The event industry (or certainly the UK one) often laments about the dearth of keen, eager and bright-eyed new blood coming into the industry - and staying there.

All too often the new "marketing exec" arrives one year, and the next they disappear either on a gap year or drift off into another industry entirely.

Even worse is the recurrent shortage of motivated sales people. Once there was a steady queue of graduates lining up for media sales and expo sales jobs, hungry for the chance to earn commission levels that gave them decent salaries straight out of college, and eager to use sales as a step into a career.

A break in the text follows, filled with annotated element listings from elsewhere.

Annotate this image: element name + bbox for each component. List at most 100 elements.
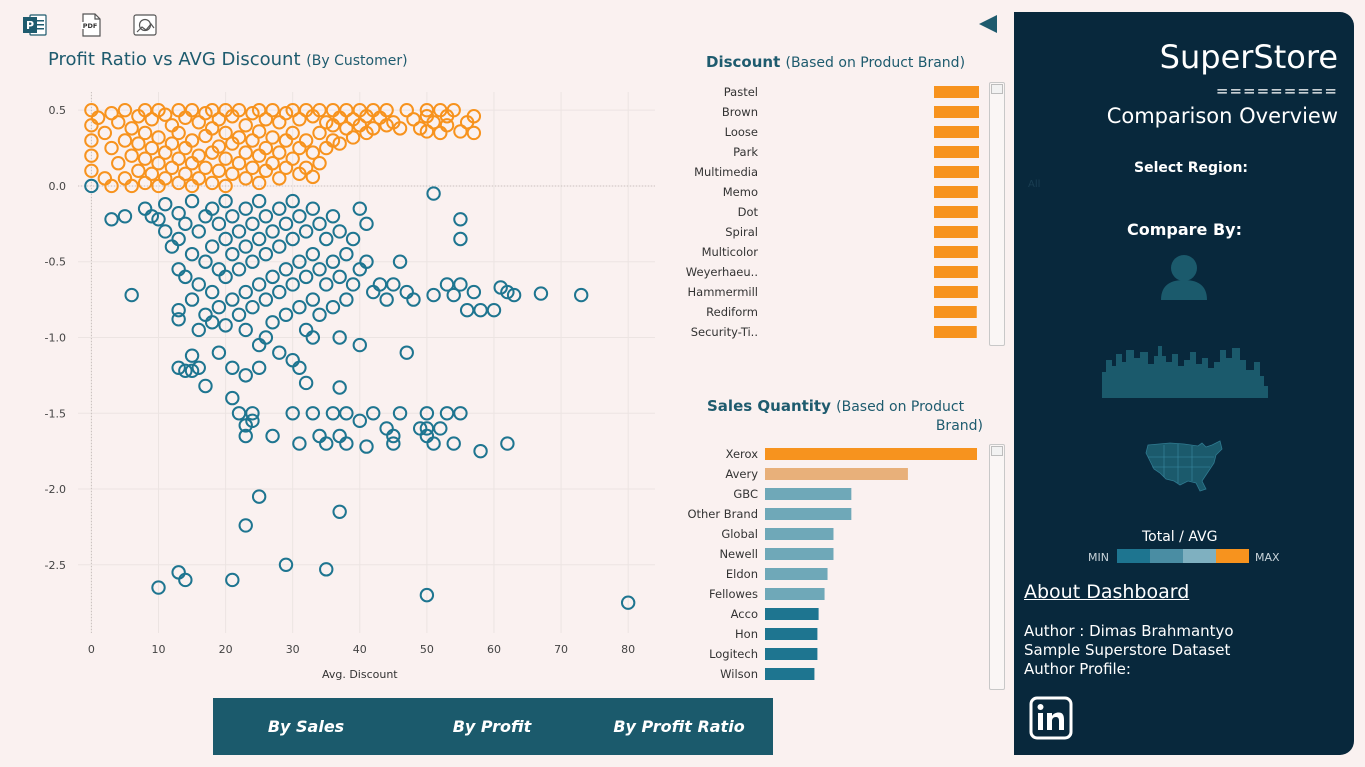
bar bbox=[934, 186, 978, 198]
scatter-point-positive bbox=[84, 163, 99, 179]
scatter-point-negative bbox=[339, 406, 354, 421]
bar bbox=[765, 668, 815, 680]
scatter-point-negative bbox=[198, 209, 213, 224]
quantity-bar-chart: Xerox Avery GBC Other Brand Global Newell Eldo… bbox=[687, 447, 977, 681]
scatter-point-negative bbox=[238, 428, 253, 444]
scatter-point-negative bbox=[285, 193, 300, 209]
about-dashboard-link[interactable]: About Dashboard bbox=[1024, 581, 1190, 603]
by-profit-button[interactable]: By Profit bbox=[452, 717, 532, 736]
scatter-point-negative bbox=[466, 284, 482, 300]
scatter-point-negative bbox=[204, 239, 220, 254]
scatter-point-negative bbox=[184, 292, 200, 307]
discount-chart-title: Discount (Based on Product Brand) bbox=[706, 53, 965, 71]
scatter-point-negative bbox=[251, 193, 267, 209]
scatter-point-negative bbox=[453, 406, 468, 421]
scatter-point-positive bbox=[158, 107, 173, 122]
scatter-point-positive bbox=[218, 178, 233, 194]
scatter-point-negative bbox=[238, 368, 253, 383]
skyline-icon[interactable] bbox=[1102, 342, 1268, 402]
bar-category-label: Pastel bbox=[724, 85, 758, 99]
scatter-point-negative bbox=[225, 360, 240, 376]
scatter-point-negative bbox=[178, 363, 193, 379]
scatter-point-negative bbox=[473, 443, 488, 459]
scatter-point-negative bbox=[211, 345, 227, 360]
app-title: SuperStore bbox=[1159, 38, 1338, 76]
scatter-point-negative bbox=[251, 337, 267, 353]
scatter-point-negative bbox=[386, 436, 401, 451]
pdf-export-icon[interactable]: PDF bbox=[78, 12, 104, 38]
quantity-chart-title: Sales Quantity (Based on Product bbox=[707, 397, 964, 415]
scatter-point-negative bbox=[298, 269, 314, 285]
by-sales-button[interactable]: By Sales bbox=[267, 717, 345, 736]
person-icon[interactable] bbox=[1158, 252, 1210, 306]
discount-scrollbar[interactable] bbox=[989, 82, 1005, 346]
quantity-scroll-thumb[interactable] bbox=[991, 446, 1003, 456]
by-profit-ratio-button[interactable]: By Profit Ratio bbox=[613, 717, 745, 736]
scatter-point-negative bbox=[352, 337, 367, 353]
bar-category-label: Xerox bbox=[726, 447, 759, 461]
scatter-point-positive bbox=[312, 125, 327, 141]
scatter-point-negative bbox=[231, 224, 247, 239]
us-map-icon[interactable] bbox=[1144, 437, 1224, 497]
triangle-left-icon[interactable] bbox=[977, 13, 999, 39]
linkedin-icon[interactable] bbox=[1028, 695, 1074, 745]
scatter-point-negative bbox=[319, 231, 334, 247]
scatter-point-negative bbox=[345, 277, 361, 292]
region-dropdown-value[interactable]: All bbox=[1028, 179, 1041, 190]
scatter-point-negative bbox=[265, 269, 280, 285]
scatter-point-positive bbox=[439, 118, 455, 133]
scatter-point-positive bbox=[272, 115, 287, 130]
bar-category-label: Hon bbox=[735, 627, 758, 641]
bar-category-label: Logitech bbox=[709, 647, 758, 661]
bar-category-label: GBC bbox=[733, 487, 758, 501]
scatter-point-negative bbox=[184, 348, 200, 363]
scatter-point-negative bbox=[332, 428, 347, 444]
scatter-point-positive bbox=[124, 178, 139, 194]
scatter-point-positive bbox=[104, 178, 119, 194]
bar bbox=[934, 106, 979, 118]
scatter-point-negative bbox=[453, 277, 468, 292]
scatter-point-positive bbox=[379, 102, 394, 118]
scatter-point-negative bbox=[204, 284, 220, 300]
scatter-point-positive bbox=[298, 160, 314, 175]
scatter-point-negative bbox=[265, 315, 280, 330]
scatter-point-positive bbox=[137, 175, 153, 191]
scatter-point-positive bbox=[426, 115, 441, 130]
scatter-point-negative bbox=[292, 254, 307, 269]
scatter-point-positive bbox=[379, 118, 394, 133]
scatter-point-negative bbox=[486, 303, 502, 318]
quantity-title-line2: Brand) bbox=[936, 416, 983, 434]
powerpoint-export-icon[interactable]: P bbox=[22, 12, 48, 38]
discount-scroll-thumb[interactable] bbox=[991, 84, 1003, 94]
bar-category-label: Brown bbox=[722, 105, 758, 119]
scatter-point-negative bbox=[144, 209, 160, 224]
scatter-point-negative bbox=[285, 277, 300, 292]
quantity-scrollbar[interactable] bbox=[989, 444, 1005, 690]
bar-category-label: Global bbox=[721, 527, 758, 541]
image-export-icon[interactable] bbox=[132, 12, 158, 38]
scatter-point-negative bbox=[124, 287, 139, 303]
scatter-point-negative bbox=[171, 360, 186, 376]
quantity-title-sub2: Brand) bbox=[935, 418, 983, 434]
scatter-point-positive bbox=[84, 133, 99, 148]
bar bbox=[934, 226, 978, 238]
scatter-point-negative bbox=[164, 239, 180, 254]
scatter-point-positive bbox=[278, 106, 294, 121]
scatter-point-negative bbox=[238, 284, 253, 300]
bar bbox=[765, 548, 834, 560]
scatter-point-positive bbox=[111, 156, 126, 171]
scatter-point-negative bbox=[218, 231, 233, 247]
scatter-point-negative bbox=[204, 201, 220, 216]
metric-nav-bar: By Sales By Profit By Profit Ratio bbox=[213, 698, 773, 755]
scatter-point-positive bbox=[184, 102, 200, 118]
scatter-point-positive bbox=[245, 133, 260, 148]
bar bbox=[934, 306, 977, 318]
scatter-point-negative bbox=[305, 406, 321, 421]
scatter-point-negative bbox=[319, 436, 334, 451]
scatter-point-negative bbox=[298, 375, 314, 391]
scatter-point-positive bbox=[84, 148, 99, 163]
scatter-point-negative bbox=[251, 360, 267, 376]
scatter-point-positive bbox=[258, 140, 274, 156]
legend-swatch-4 bbox=[1216, 549, 1249, 563]
overview-subtitle: Comparison Overview bbox=[1106, 104, 1338, 128]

The PlayStation generation now seem to regard anything that involves "ringing people up" as being tantamount to a call center job - which is of course beneath them - and with the print media industry in decline as well finding young sales talent is harder than ever.

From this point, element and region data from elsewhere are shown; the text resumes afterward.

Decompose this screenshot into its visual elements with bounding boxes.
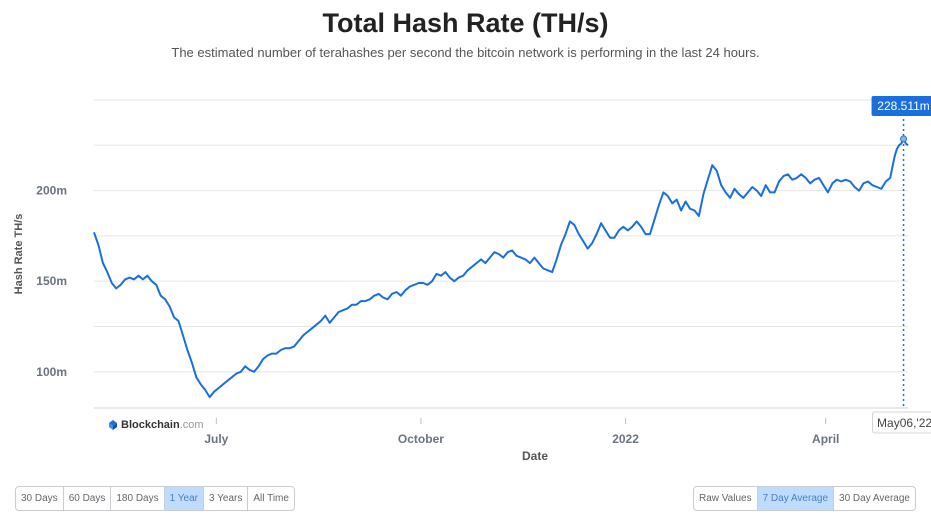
- series-line: [93, 137, 909, 399]
- range-button-1-year[interactable]: 1 Year: [164, 487, 204, 510]
- x-axis-title: Date: [522, 449, 548, 463]
- watermark: Blockchain.com: [121, 419, 204, 431]
- y-tick-label: 100m: [36, 365, 67, 379]
- range-button-3-years[interactable]: 3 Years: [204, 487, 249, 510]
- value-tooltip-box: [871, 96, 931, 116]
- blockchain-logo-icon: [109, 420, 117, 430]
- chart-title: Total Hash Rate (TH/s): [322, 8, 609, 38]
- date-tooltip-text: May06,'22: [877, 416, 931, 430]
- chart-subtitle: The estimated number of terahashes per s…: [171, 45, 760, 60]
- range-button-all-time[interactable]: All Time: [253, 493, 289, 504]
- date-tooltip-box: [872, 411, 931, 434]
- mode-button-raw-values[interactable]: Raw Values: [694, 487, 758, 510]
- range-button-180-days[interactable]: 180 Days: [111, 487, 165, 510]
- x-tick-label: October: [398, 432, 444, 446]
- range-button-30-days[interactable]: 30 Days: [16, 487, 64, 510]
- watermark-brand: Blockchain: [121, 419, 180, 431]
- x-tick-label: April: [812, 432, 839, 446]
- value-tooltip-text: 228.511m: [877, 99, 929, 113]
- y-axis-title: Hash Rate TH/s: [13, 214, 25, 295]
- highlight-point: [900, 135, 908, 143]
- y-tick-label: 200m: [36, 184, 67, 198]
- y-tick-label: 150m: [36, 274, 67, 288]
- mode-button-30-day-average[interactable]: 30 Day Average: [839, 493, 910, 504]
- x-tick-label: 2022: [612, 432, 639, 446]
- range-button-60-days[interactable]: 60 Days: [64, 487, 112, 510]
- mode-button-7-day-average[interactable]: 7 Day Average: [757, 487, 835, 510]
- watermark-suffix: .com: [180, 419, 204, 431]
- averaging-mode-selector: Raw Values 7 Day Average 30 Day Average: [692, 486, 916, 511]
- time-range-selector: 30 Days 60 Days 180 Days 1 Year 3 Years All T…: [15, 486, 295, 511]
- x-tick-label: July: [204, 432, 228, 446]
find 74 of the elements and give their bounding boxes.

But now we are diving head first into a recession.

Graduate jobs with career paths and training courses will suddenly become scarcer than "use-only-once" grey carpet tiles in a trade-show aisle.

Tarquin and his 2.2, returning from his gap year surfing in Antigua may well find that his ability to pick and choose jobs is now restricted to being rejected after filling in a McDonald's application form or a Burger King one.

Will this means exhibition organisers suddenly find themselves a far more attractive proposition for the next set of graduates to hit the market?

Will hard times lead to more and more hungry potential sales people answering that "A Career in Media (ahem, shsssshhh, it's that dirty word, Sales)" ad in the Guardian instead of flicking over it?

It will be an interesting test indeed.

In theory, supply and demand will work in the industry's favour.

But even with less alternatives, there must still be a significant chance that the "me first", "OK-magazine" generation may still prefer to wait for jobs in organisations and industries they will actually have heard of, where they can see they could gain some transferrable skills, and still get home comforts like training - and not be exposed to the performance-scrutiny of working for a small privately owned entrepeneurial firms where the owner/CEO watches their impact on revenues and costs on a daily basis.

Time will tell, but it's by no means certain that supply and demand will in itself be enough to make our "invisible" industry of SMB employers built on the backs of results-driven sales jobs attractive to "kids today".